By Magdalena Panońko, chief operating officer, head of delivery, GS Services

 

For years, the technology industry has repeated the mantra that “talent is the most important asset”. Today, it is increasingly clear that talent itself has become the bottleneck. This is no longer about a temporary shortage of specialists in a particular technology stack. What we are facing is a structural skills deficit – a persistent gap between what projects and business models require and what the labour market is realistically able to supply. This gap is increasingly undermining the stability of IT teams.

The first issue is a qualitative shift in demand for skills. Organisations are far less likely than before to rely on teams composed solely of developers delivering clearly defined tasks. Instead, demand is growing for roles capable of making decisions with long-term consequences: designing system architectures, ensuring security, maintaining and scaling cloud environments, integrating delivery with operations, and genuinely understanding the business context. In such an environment, narrow specialisation – even when backed by solid technical experience – is increasingly insufficient. Employers expect deep competencies across more than one critical domain, as well as the ability to operate at the intersection of technology, operations and business. The labour market does not supply such profiles at a scale that matches the pace and complexity of modern projects.

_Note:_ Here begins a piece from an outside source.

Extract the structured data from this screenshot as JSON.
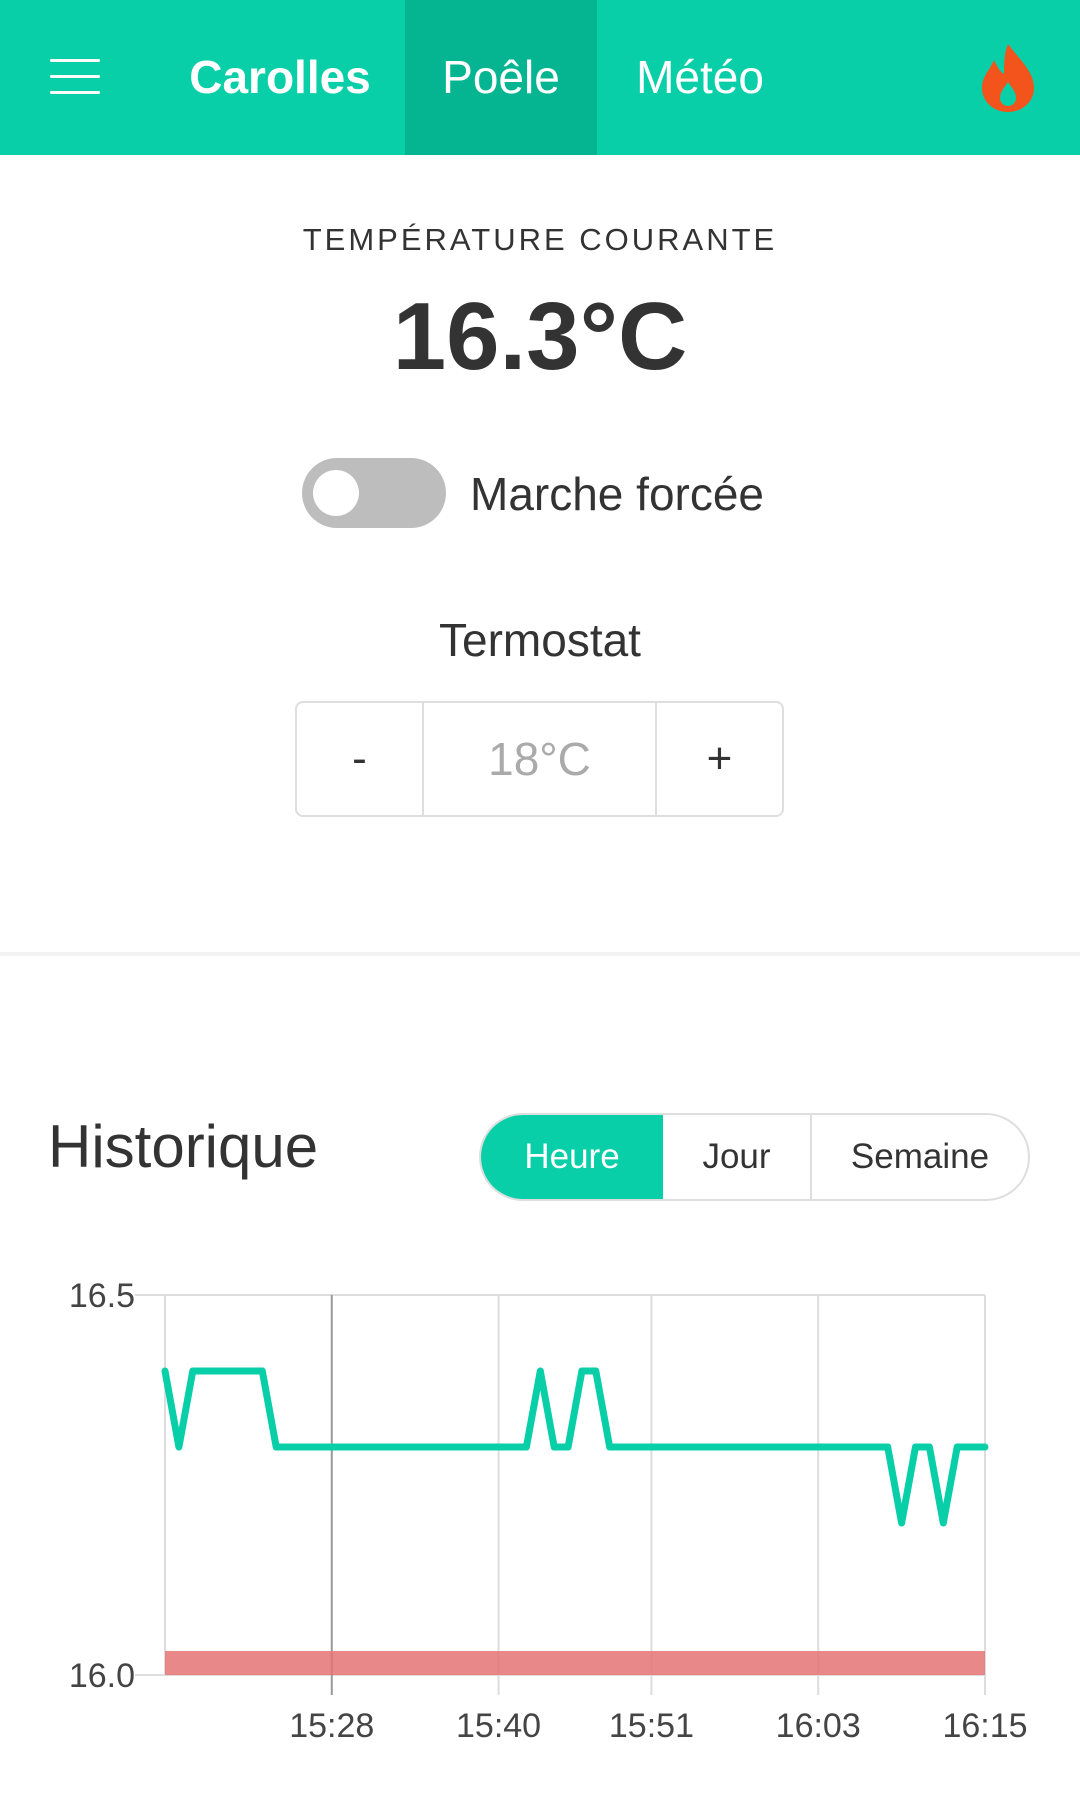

A second key factor is time pressure, regardless of whether teams are built for external clients or internal initiatives. Delivery models – including outsourcing, fixed price, managed services, as well as in-house teams – all rely on assumptions of predictability in scope, cost and skills availability. When a critical role remains unfilled for an extended period, the impact is immediate: delivery slows down, responsibility concentrates within a small group of individuals, and quality begins to erode. Team overload leads to an increase in errors and tensions, both in client relationships and within the organisation itself. In practice, the absence of a single experienced specialist can paralyse an entire delivery stream, regardless of whether the work is sold externally or developed for internal use.

This means that skills shortages manifest themselves as an operational risk not so much during execution, but already at the planning stage. Budgets, timelines and commitments to clients or internal stakeholders are often built on wishful assumptions – presuming the availability of specific competencies, levels of experience or onboarding speed, rather than confronting plans with the organisation’s actual capabilities. Team seniority is one of the key variables in these calculations, yet it is rarely treated as a high-risk assumption. When the real team composition diverges from the original plan, coordination costs increase, iterations multiply and the burden on key individuals grows, while delivery efficiency declines faster than simple cost differentials would suggest. In this way, decisions based on optimistic assumptions translate directly into tangible operational losses.

Another dimension of the problem is attrition. Under conditions of structural skills scarcity, the market remains permanently overheated. The most experienced engineers are regularly poached. Each loss of a key individual means losing domain and contextual knowledge that cannot be quickly rebuilt. Documentation never fully captures the history of architectural decisions or the nuances of system integrations. As a result, teams operate in a state of constant reconfiguration, reducing their maturity and their ability to deliver predictably.

Structural skills shortages also affect organisational culture. As delivery pressure increases and expert availability declines, organisations begin to make reactive decisions: hiring “as fast as possible”, accepting cultural misalignment, shortening onboarding processes. In the short term, this may close a vacancy. In the long term, it increases the risk of conflict, disengagement and further attrition.

And the problem is systemic. Universities and reskilling programmes are not able to produce experienced architects or security experts within short timeframes. Automation and low-code tools reduce demand for certain skills, but simultaneously increase demand for specialists capable of designing, governing and supervising these solutions. The skills gap shifts, but it does not disappear.

In this context, organisations must redefine their approach to talent management. First, sales and delivery planning need to become more realistic. Commitments made to clients should be based not on optimistic assumptions that “the right people will be found”, but on the actual availability of skills within the organisation or through proven recruitment channels. Selling work without secured capacity creates risk that inevitably materialises during delivery.

Second, investment in internal capability development is no longer optional; it is a prerequisite for stability. Structured mentoring programmes, shadowing on high-complexity projects and clearly defined architectural career paths help build a senior talent pipeline over a multi-year horizon. This does not solve the problem immediately, but it reduces dependence on the external market.

Third, the importance of a partnership-based client model increases. Transparent communication about skills-related risks, flexibility around timelines and priorities, and shared responsibility for technological decisions help reduce tensions caused by talent shortages. Team stability becomes a shared interest on both sides.

Finally, organisations must accept that talent is not an infinite resource that can be scaled at the same pace as revenue growth. When revenue growth outstrips organisational capacity, the bottleneck will surface sooner or later. Mature management sometimes means consciously limiting the speed of expansion in order to protect quality and reputation.

Structural skills shortages are not a temporary anomaly of the IT market. They are the new reality. Organisations that take this seriously – by integrating talent strategy with operational and sales strategy – have a chance to build stable, resilient teams. Those waiting for a rapid market correction may discover that their greatest risk is not technology itself, but the lack of people capable of using it effectively.